Embora o efeito dos motores no organismo sejam menores que o da fumaça de um cigarro, a exposição prolongada a substâncias presentes no óleo diesel, como chumbo, enxofre e outros metais pesados, pode agravar o desenvolvimento da doença no pulmão. Combinados ao hábito do cigarro, as chances de desenvolvimento de câncer são ainda maiores. "A princípio, a exposição prolongada à fumaça do diesel é muito semelhante à influência da fumaça de cigarro, só que num efeito muito menor. No entanto, a exposição prolongada a esses tipos de substâncias pode ser crucial na somatória de outros fatores associados à gênese do câncer. Se o motorista inspira óleo diesel todo dia e ainda fuma, as chances de o câncer atacá-lo são ainda maiores", alerta o oncologista e diretor do Cetus-hospital dia de Betim, na Grande Belo Horizonte, Charles Pádua.
A inalação da fumaça dos motores, explica Pádua, agride continuamente os tecidos que compõem a árvore respiratória do ser humano, levando à mutação das células do organismo. O que, associado ao tabagismo, leva a uma superexposição de fatores de risco. "As células respondem à agressão da fumaça alterando suas formas e funções, tentando-se adequar àquele meio nocivo. Além de diminuir a quantidade de muco e cílios que ajudam a expelir substâncias dos nossos pulmões, ocorrem mutações e as células podem migrar para a formação de células malignas.
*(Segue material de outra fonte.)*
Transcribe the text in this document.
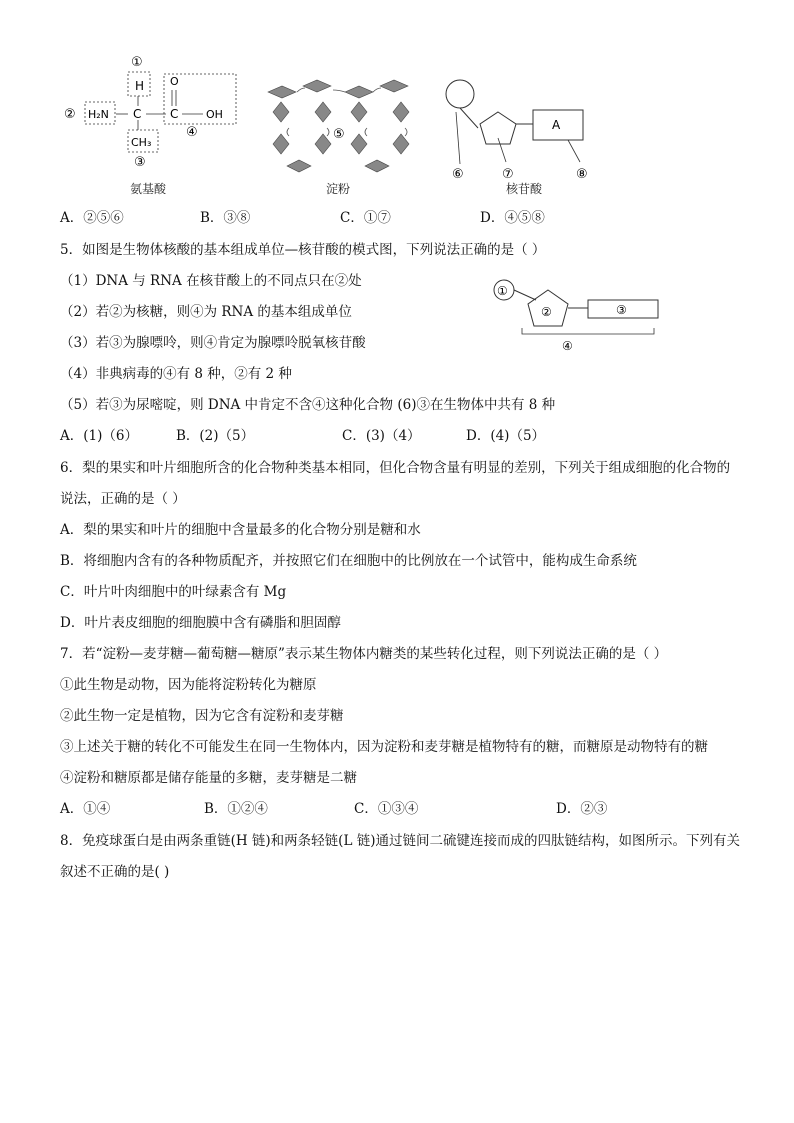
①
H
② H₂N C C
O
OH
④
CH₃
③
⑤
A
⑥	⑦	⑧
氨基酸	淀粉	核苷酸
A．②⑤⑥	B．③⑧	C．①⑦	D．④⑤⑧
5．如图是生物体核酸的基本组成单位—核苷酸的模式图，下列说法正确的是（ ）
（1）DNA 与 RNA 在核苷酸上的不同点只在②处
（2）若②为核糖，则④为 RNA 的基本组成单位
（3）若③为腺嘌呤，则④肯定为腺嘌呤脱氧核苷酸
（4）非典病毒的④有 8 种，②有 2 种
（5）若③为尿嘧啶，则 DNA 中肯定不含④这种化合物 (6)③在生物体中共有 8 种
①
②	③
④
A．(1)（6）	B．(2)（5）	C．(3)（4）	D．(4)（5）
6．梨的果实和叶片细胞所含的化合物种类基本相同，但化合物含量有明显的差别，下列关于组成细胞的化合物的
说法，正确的是（ ）
A．梨的果实和叶片的细胞中含量最多的化合物分别是糖和水
B．将细胞内含有的各种物质配齐，并按照它们在细胞中的比例放在一个试管中，能构成生命系统
C．叶片叶肉细胞中的叶绿素含有 Mg
D．叶片表皮细胞的细胞膜中含有磷脂和胆固醇
7．若“淀粉—麦芽糖—葡萄糖—糖原”表示某生物体内糖类的某些转化过程，则下列说法正确的是（ ）
①此生物是动物，因为能将淀粉转化为糖原
②此生物一定是植物，因为它含有淀粉和麦芽糖
③上述关于糖的转化不可能发生在同一生物体内，因为淀粉和麦芽糖是植物特有的糖，而糖原是动物特有的糖
④淀粉和糖原都是储存能量的多糖，麦芽糖是二糖
A．①④	B．①②④	C．①③④	D．②③
8．免疫球蛋白是由两条重链(H 链)和两条轻链(L 链)通过链间二硫键连接而成的四肽链结构，如图所示。下列有关
叙述不正确的是( )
São anos de exposição que podem levar a um ponto em que o organismo simplesmente falhará e perderá a capacidade de eliminar aquela célula incorreta, formando o câncer", aponta.
Desde que o escape do diesel foi reclassificado pelo IARC do grupo 2A, de provável carcinógeno, para o grupo 1A, que inclui substâncias com associação comprovada à doença, a fumaça se equiparou à mesma categoria que o amianto, o gás mostarda, o gás arsênico, o álcool e o cigarro. A exposição a esses agentes aumenta as chances de desenvolvimento da doença em 40%.